Apple shares a security threat review for its new CSAM detection feature

Apple today released a new document that it hopes will go some way to allaying fears surrounding the security of its new CSAM detection system. The document carries the lofty title of "Security Threat Model Review of Apple's Child Safety Features" and is available on Apple's website.

In the document, Apple explains that it will publish a further Knowledge Base article that will contain the root hash of the encrypted CSAM hash database that will itself be included in all versions of iOS and iPadOS. The theory is that security researchers will be able to compare the database on their devices with the one on Apple's servers, ensuring that it hasn't been meddled with in any way. That's just one of the methods Apple will now employ to ensure the database of CSAM being checked is legitimate.

Apple will publish a Knowledge Base article containing a root hash of the encrypted CSAM hash database included with each version of every Apple operating system that supports the feature. Additionally, users will be able to inspect the root hash of the encrypted database present on their device, and compare it to the expected root hash in the Knowledge Base article. That the calculation of the root hash shown to the user in Settings is accurate is subject to code inspection by security researchers like all other iOS device-side security claims.

Apple also says that the approach will allow third-party technical audits of its system, including the encrypted CSAM database.

This approach enables third-party technical audits: an auditor can confirm that for any given root hash of the encrypted CSAM database in the Knowledge Base article or on a device, the database was generated only from an intersection of hashes from participating child safety organizations, with no additions, removals, or changes. Facilitating the audit does not require the child safety organization to provide any sensitive information like raw hashes or the source images used to generate the hashes – they must pro- vide only a non-sensitive attestation of the full database that they sent to Apple. Then, in a secure on-campus environment, Apple can provide technical proof to the auditor that the intersection and blinding were performed correctly. A participating child safety organization can decide to perform the audit as well.
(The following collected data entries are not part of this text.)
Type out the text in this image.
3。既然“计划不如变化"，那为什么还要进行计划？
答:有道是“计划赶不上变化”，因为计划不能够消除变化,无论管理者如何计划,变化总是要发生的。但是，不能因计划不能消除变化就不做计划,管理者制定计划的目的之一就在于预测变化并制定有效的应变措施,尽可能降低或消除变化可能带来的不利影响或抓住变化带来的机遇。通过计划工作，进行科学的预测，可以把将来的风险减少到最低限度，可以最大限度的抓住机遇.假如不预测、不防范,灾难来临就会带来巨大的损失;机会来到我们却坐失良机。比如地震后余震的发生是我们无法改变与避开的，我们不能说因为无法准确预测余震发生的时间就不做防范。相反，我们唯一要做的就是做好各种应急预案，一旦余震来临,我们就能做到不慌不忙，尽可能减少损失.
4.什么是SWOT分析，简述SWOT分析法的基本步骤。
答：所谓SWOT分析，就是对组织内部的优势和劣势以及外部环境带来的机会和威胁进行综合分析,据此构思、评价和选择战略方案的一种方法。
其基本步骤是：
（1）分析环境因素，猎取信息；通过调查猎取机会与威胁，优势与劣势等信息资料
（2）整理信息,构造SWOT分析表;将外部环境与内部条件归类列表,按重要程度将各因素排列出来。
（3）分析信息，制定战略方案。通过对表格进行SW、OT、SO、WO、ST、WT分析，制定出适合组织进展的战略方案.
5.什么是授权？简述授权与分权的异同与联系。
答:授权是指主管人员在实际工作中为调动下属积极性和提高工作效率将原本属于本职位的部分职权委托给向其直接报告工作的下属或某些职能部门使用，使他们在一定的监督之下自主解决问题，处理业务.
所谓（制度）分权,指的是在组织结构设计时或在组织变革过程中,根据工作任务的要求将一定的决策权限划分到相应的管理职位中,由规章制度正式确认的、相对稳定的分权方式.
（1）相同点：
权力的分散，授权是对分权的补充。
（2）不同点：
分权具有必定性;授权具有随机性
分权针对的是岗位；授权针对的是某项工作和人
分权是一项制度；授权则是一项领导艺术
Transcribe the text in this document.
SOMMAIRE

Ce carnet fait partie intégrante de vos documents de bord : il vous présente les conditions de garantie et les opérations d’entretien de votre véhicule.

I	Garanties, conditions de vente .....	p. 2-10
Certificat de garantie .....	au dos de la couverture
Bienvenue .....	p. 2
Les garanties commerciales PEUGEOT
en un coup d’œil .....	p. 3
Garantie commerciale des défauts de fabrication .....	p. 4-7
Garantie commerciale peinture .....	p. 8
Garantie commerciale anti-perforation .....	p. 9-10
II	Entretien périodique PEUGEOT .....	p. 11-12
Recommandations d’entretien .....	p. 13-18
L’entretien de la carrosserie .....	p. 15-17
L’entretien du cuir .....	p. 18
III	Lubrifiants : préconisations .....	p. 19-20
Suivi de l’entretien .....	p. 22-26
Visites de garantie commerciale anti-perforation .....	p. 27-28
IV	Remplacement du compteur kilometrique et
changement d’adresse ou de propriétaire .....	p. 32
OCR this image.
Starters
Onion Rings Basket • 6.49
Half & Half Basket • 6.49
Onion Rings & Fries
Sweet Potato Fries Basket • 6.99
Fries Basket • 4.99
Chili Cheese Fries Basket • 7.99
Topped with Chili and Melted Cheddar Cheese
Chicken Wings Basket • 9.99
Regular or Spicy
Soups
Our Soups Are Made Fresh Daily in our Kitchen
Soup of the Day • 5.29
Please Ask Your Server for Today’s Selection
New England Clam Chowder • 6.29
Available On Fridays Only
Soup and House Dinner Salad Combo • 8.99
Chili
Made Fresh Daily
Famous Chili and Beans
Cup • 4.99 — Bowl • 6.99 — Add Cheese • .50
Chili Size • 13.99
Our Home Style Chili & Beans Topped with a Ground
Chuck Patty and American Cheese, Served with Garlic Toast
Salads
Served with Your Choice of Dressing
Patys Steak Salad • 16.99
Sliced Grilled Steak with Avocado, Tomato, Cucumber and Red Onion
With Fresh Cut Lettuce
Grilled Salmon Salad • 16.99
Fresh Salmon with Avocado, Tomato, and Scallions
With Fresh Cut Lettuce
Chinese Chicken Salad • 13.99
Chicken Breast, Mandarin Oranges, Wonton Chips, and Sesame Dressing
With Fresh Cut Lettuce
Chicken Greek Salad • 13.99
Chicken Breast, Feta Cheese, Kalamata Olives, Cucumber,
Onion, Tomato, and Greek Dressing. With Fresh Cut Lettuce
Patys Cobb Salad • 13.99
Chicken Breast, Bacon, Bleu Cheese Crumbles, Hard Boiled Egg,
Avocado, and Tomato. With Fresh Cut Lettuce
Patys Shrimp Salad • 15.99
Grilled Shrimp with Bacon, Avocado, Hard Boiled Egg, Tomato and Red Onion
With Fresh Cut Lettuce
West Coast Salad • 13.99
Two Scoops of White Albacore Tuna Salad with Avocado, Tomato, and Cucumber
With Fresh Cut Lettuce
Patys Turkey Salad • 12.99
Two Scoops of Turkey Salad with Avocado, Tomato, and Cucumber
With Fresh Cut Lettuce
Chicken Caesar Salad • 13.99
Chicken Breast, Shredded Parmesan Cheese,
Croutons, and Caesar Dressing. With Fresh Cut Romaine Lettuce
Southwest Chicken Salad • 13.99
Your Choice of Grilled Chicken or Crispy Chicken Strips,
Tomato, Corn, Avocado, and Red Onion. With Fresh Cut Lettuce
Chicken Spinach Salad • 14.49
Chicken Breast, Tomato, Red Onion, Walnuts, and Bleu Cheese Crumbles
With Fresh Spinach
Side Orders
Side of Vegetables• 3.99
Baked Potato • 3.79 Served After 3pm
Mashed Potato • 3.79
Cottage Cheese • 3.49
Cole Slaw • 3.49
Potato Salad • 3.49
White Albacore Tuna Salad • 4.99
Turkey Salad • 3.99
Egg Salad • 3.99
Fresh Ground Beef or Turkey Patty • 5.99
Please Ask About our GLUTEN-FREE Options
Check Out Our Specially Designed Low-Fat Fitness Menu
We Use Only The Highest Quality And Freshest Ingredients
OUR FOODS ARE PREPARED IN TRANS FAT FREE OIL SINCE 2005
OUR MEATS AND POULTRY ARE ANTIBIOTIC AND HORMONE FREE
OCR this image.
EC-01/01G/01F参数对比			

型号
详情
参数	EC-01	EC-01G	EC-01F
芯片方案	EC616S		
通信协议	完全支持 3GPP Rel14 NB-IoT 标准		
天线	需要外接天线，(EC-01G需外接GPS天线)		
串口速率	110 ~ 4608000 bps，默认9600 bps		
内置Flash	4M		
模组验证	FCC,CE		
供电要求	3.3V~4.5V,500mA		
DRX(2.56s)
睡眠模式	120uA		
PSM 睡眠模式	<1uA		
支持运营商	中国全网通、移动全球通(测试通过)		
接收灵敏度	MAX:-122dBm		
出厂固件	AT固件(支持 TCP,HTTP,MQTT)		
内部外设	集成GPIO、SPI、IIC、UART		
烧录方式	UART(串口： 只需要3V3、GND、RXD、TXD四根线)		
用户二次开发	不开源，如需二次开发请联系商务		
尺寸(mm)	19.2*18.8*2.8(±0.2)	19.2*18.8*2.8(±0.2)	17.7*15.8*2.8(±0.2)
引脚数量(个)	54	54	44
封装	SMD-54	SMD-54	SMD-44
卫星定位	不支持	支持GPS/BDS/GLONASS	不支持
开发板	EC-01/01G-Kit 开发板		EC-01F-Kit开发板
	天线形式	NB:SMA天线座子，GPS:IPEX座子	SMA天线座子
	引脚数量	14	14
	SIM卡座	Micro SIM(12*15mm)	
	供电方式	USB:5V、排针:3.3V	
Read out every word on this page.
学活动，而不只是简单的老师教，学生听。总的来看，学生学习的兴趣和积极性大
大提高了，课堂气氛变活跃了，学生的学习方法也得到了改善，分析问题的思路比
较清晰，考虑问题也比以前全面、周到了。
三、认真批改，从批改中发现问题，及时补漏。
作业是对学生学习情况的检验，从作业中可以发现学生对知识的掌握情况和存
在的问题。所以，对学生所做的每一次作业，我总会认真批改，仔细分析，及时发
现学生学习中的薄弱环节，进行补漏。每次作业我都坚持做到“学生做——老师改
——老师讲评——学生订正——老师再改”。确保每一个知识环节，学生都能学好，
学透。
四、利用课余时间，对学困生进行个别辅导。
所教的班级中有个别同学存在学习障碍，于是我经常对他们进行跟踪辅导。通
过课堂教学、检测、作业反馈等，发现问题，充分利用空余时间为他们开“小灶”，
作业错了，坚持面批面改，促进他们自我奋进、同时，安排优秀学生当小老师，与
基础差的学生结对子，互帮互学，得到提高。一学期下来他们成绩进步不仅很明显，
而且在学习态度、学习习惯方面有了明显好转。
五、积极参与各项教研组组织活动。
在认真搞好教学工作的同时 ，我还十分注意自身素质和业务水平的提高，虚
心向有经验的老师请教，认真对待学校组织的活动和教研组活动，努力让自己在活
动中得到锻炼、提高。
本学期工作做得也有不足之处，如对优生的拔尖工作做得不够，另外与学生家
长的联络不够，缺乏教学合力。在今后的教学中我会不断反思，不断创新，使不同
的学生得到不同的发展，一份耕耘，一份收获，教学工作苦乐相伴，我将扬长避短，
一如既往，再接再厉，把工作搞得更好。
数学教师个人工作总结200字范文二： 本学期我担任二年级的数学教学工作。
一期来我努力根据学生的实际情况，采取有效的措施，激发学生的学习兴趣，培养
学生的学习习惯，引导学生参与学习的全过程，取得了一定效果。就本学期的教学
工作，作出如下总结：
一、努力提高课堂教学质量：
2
In a media briefing, Apple further confirmed that the CSAM threshold at which photos will be flagged for manual review is 30. That means an iCloud account will need to have 30 pieces of CSAM content discovered before a manual review takes place. Apple says that the number was never intended to be kept private because security researchers would have been able to discover it regardless. It's also thought that while some may find the number 30 high, it's still very likely much lower than the number of images likely to be found in an offender's library.

The full document can be read on Apple's website and may go some way to making people more comfortable with the new CSAM detection system. Apple was also keen to point out that the current dialog surrounding the system is something that was built into the feature's timeline.